Delegates to the Canadian Police Association convention in Victoria
unanimously passed a resolution Friday urging the government to
"cease all financing of the supervised injection site program and
invest in a national drug strategy to combat drug addiction which
includes education, prevention and treatment."

"We have a significant amount of public and street disorder in the
city of Vancouver, Tom Stamatakis, CPA vice-president and president
of the Vancouver Police Union, said after the resolution passed.

"This harm-reduction focus has led to unprecedented levels of crime
in our city. Our citizens are saying that they don't feel safe. Our
citizens are saying that they're tired of the disorder in the city
and I think what we need is a national strategy to combat drug
addiction and drug-related crime issues that involves all levels of
government and involves the entire criminal justice system so we can
focus really on treatment and prevention and enforcement."

At the Vancouver site in the city's gritty downtown eastside, drug
users are provided clean equipment and supervised by medical
personnel as they inject cocaine or heroin in an effort to combat the
spread of HIV-AIDS and to prevent overdoses.
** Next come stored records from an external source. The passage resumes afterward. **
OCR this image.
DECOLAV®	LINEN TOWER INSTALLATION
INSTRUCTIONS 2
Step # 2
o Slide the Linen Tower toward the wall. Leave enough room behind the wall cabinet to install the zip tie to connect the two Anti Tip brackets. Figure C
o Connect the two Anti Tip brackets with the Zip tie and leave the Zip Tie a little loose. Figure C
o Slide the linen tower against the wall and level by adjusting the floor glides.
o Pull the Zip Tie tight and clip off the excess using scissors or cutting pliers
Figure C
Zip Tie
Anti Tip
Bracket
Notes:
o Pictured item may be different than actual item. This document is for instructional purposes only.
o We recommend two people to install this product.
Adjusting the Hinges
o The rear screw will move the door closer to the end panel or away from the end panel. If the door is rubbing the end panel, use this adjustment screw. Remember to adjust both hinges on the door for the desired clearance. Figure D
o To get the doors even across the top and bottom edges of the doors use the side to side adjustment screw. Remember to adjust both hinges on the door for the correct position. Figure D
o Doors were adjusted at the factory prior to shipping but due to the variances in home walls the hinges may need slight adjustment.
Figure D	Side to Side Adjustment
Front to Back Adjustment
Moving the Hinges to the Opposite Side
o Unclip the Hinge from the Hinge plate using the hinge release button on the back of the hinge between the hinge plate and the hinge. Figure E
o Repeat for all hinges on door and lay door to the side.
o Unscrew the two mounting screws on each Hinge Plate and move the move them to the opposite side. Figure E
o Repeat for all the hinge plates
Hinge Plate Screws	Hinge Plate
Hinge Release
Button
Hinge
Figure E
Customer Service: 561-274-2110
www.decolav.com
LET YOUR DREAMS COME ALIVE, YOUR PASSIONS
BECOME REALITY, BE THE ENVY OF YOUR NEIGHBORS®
A three-year exemption from the federal government that allows the
illegal drug use expires Sept. 12.

The Conservatives have yet to say if it will continue to allow its
operation amid mounting pressure from some city politicians, health
groups and community street workers to keep it open.

Victoria Mayor Alan Lowe, with the support of his police chief, Paul
Battershill, has been lobbying for a similar site to be established
in that city.

Stamatakis advised against it.

When introduced, safe injection sites were supposed to be part of a
"four pillar" approach to dealing with drug issues that included
treatment, enforcement, education and harm reduction, he said.

Instead, what's evolved is a one-pronged approach where all funding
and efforts have been directed to harm reduction, Stamatakis said.

"That's a strategy that's doomed to fail. It has failed."

The CPA represents 200 police associations with 54,000 members.